E a verdade é que houve uma fase em que o miúdo precisou de descer à terra. Basta lembrar quando, em fevereiro de 2022, ele foi apanhado pelas câmaras a insultar o colega Nico Schulz após este falhar um passe, num jogo da Liga Europa frente ao Rangers. O que causou um grande mal-estar no balneário do Borussia Dortmund.

O capitão Emre Can veio até a público criticar Belligham, lembrando-lhe que «ainda é jovem» e acrescentando que tinha de perceber «que ainda tem muito para aprender».

O que é certo é que o inglês aprendeu. Tanto assim que se tornou um dos capitães do Borussia, mesmo antes de completar 20 anos. A capacidade de liderança, aliás, tornou-se um dos pontos fortes dele, somando a uma admirável capacidade de lidar com a pressão.

Bellingham tem, aliás, uma forma curiosa de enfrentar a pressão.

«Só sente a pressão quem está mal preparado ou não tem confiança nele.

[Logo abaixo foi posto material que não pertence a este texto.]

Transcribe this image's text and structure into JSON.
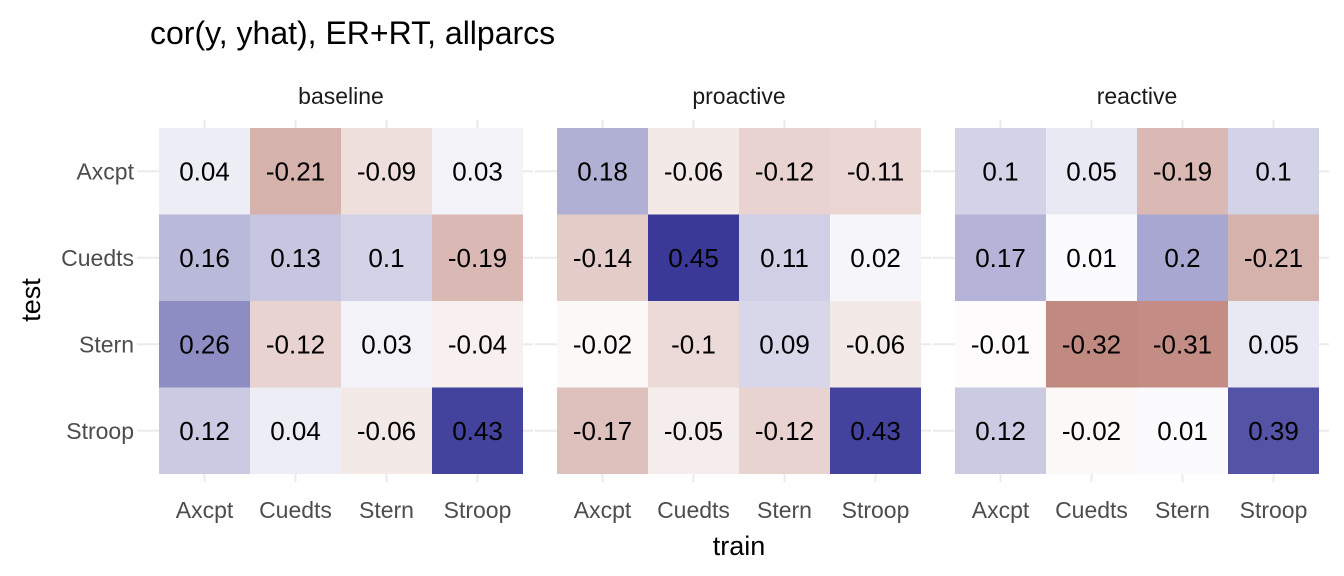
{
  "chart_data": {
    "type": "heatmap",
    "title": "cor(y, yhat), ER+RT, allparcs",
    "xlabel": "train",
    "ylabel": "test",
    "categories_x": [
      "Axcpt",
      "Cuedts",
      "Stern",
      "Stroop"
    ],
    "categories_y": [
      "Axcpt",
      "Cuedts",
      "Stern",
      "Stroop"
    ],
    "color_scale": {
      "low": "#a85a4e",
      "mid": "#ffffff",
      "high": "#3a3997",
      "limits": [
        -0.45,
        0.45
      ]
    },
    "panels": [
      {
        "name": "baseline",
        "values": [
          [
            0.04,
            -0.21,
            -0.09,
            0.03
          ],
          [
            0.16,
            0.13,
            0.1,
            -0.19
          ],
          [
            0.26,
            -0.12,
            0.03,
            -0.04
          ],
          [
            0.12,
            0.04,
            -0.06,
            0.43
          ]
        ]
      },
      {
        "name": "proactive",
        "values": [
          [
            0.18,
            -0.06,
            -0.12,
            -0.11
          ],
          [
            -0.14,
            0.45,
            0.11,
            0.02
          ],
          [
            -0.02,
            -0.1,
            0.09,
            -0.06
          ],
          [
            -0.17,
            -0.05,
            -0.12,
            0.43
          ]
        ]
      },
      {
        "name": "reactive",
        "values": [
          [
            0.1,
            0.05,
            -0.19,
            0.1
          ],
          [
            0.17,
            0.01,
            0.2,
            -0.21
          ],
          [
            -0.01,
            -0.32,
            -0.31,
            0.05
          ],
          [
            0.12,
            -0.02,
            0.01,
            0.39
          ]
        ]
      }
    ]
  }
}
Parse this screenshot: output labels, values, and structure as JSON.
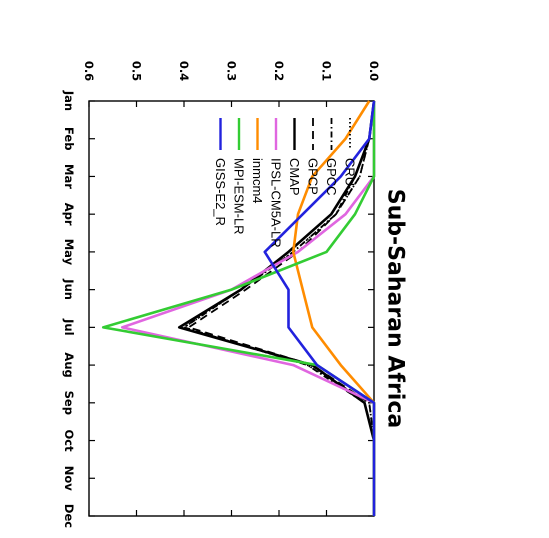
{
  "chart_data": {
    "type": "line",
    "title": "Sub-Saharan Africa",
    "orientation": "rotated-90-clockwise",
    "xlabel": "",
    "ylabel": "",
    "categories": [
      "Jan",
      "Feb",
      "Mar",
      "Apr",
      "May",
      "Jun",
      "Jul",
      "Aug",
      "Sep",
      "Oct",
      "Nov",
      "Dec"
    ],
    "ylim": [
      0,
      0.6
    ],
    "yticks": [
      "0.0",
      "0.1",
      "0.2",
      "0.3",
      "0.4",
      "0.5",
      "0.6"
    ],
    "legend_position": "top-left",
    "grid": false,
    "series": [
      {
        "name": "CRU",
        "color": "#000000",
        "dash": "dotted",
        "values": [
          0.0,
          0.01,
          0.03,
          0.08,
          0.17,
          0.28,
          0.4,
          0.14,
          0.01,
          0.0,
          0.0,
          0.0
        ]
      },
      {
        "name": "GPCC",
        "color": "#000000",
        "dash": "dashdot",
        "values": [
          0.0,
          0.01,
          0.04,
          0.08,
          0.17,
          0.28,
          0.4,
          0.14,
          0.02,
          0.0,
          0.0,
          0.0
        ]
      },
      {
        "name": "GPCP",
        "color": "#000000",
        "dash": "dashed",
        "values": [
          0.0,
          0.01,
          0.03,
          0.08,
          0.16,
          0.27,
          0.39,
          0.13,
          0.01,
          0.0,
          0.0,
          0.0
        ]
      },
      {
        "name": "CMAP",
        "color": "#000000",
        "dash": "solid",
        "values": [
          0.0,
          0.01,
          0.04,
          0.09,
          0.18,
          0.28,
          0.41,
          0.13,
          0.02,
          0.0,
          0.0,
          0.0
        ]
      },
      {
        "name": "IPSL-CM5A-LR",
        "color": "#e066e0",
        "dash": "solid",
        "values": [
          0.0,
          0.0,
          0.0,
          0.06,
          0.16,
          0.3,
          0.53,
          0.17,
          0.0,
          0.0,
          0.0,
          0.0
        ]
      },
      {
        "name": "inmcm4",
        "color": "#ff8c00",
        "dash": "solid",
        "values": [
          0.01,
          0.06,
          0.13,
          0.16,
          0.17,
          0.15,
          0.13,
          0.07,
          0.0,
          0.0,
          0.0,
          0.0
        ]
      },
      {
        "name": "MPI-ESM-LR",
        "color": "#33cc33",
        "dash": "solid",
        "values": [
          0.0,
          0.0,
          0.0,
          0.04,
          0.1,
          0.3,
          0.57,
          0.12,
          0.0,
          0.0,
          0.0,
          0.0
        ]
      },
      {
        "name": "GISS-E2_R",
        "color": "#2222dd",
        "dash": "solid",
        "values": [
          0.0,
          0.01,
          0.07,
          0.15,
          0.23,
          0.18,
          0.18,
          0.12,
          0.0,
          0.0,
          0.0,
          0.0
        ]
      }
    ]
  }
}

Como me preparo sempre bem e tenho confiança em mim de sobra, nunca sinto a pressão», disse um dia.

Este verão, com a mudança para Madrid, tornou-se umas das grandes figuras da atualidade. A confiança transbordante, os movimentos de rutura, a mudança de velocidade, a amplitude de movimentos e a recente capacidade goleadora, impulsionada pela subida no terreno, fazem de Bellingham um dos craques do momento.

Ele que se inspira no ídolo Zidane e até escolheu por isso o número cinco.

Esta segunda-feira ganhou o prémio Kopa, para melhor jogador jovem do futebol, e tem a Bola de Ouro no horizonte. Não deve tardar muito, mas aos vinte anos tem todo o tempo para lá chegar. Ele que, sim, parece destinado a atingir a excelência.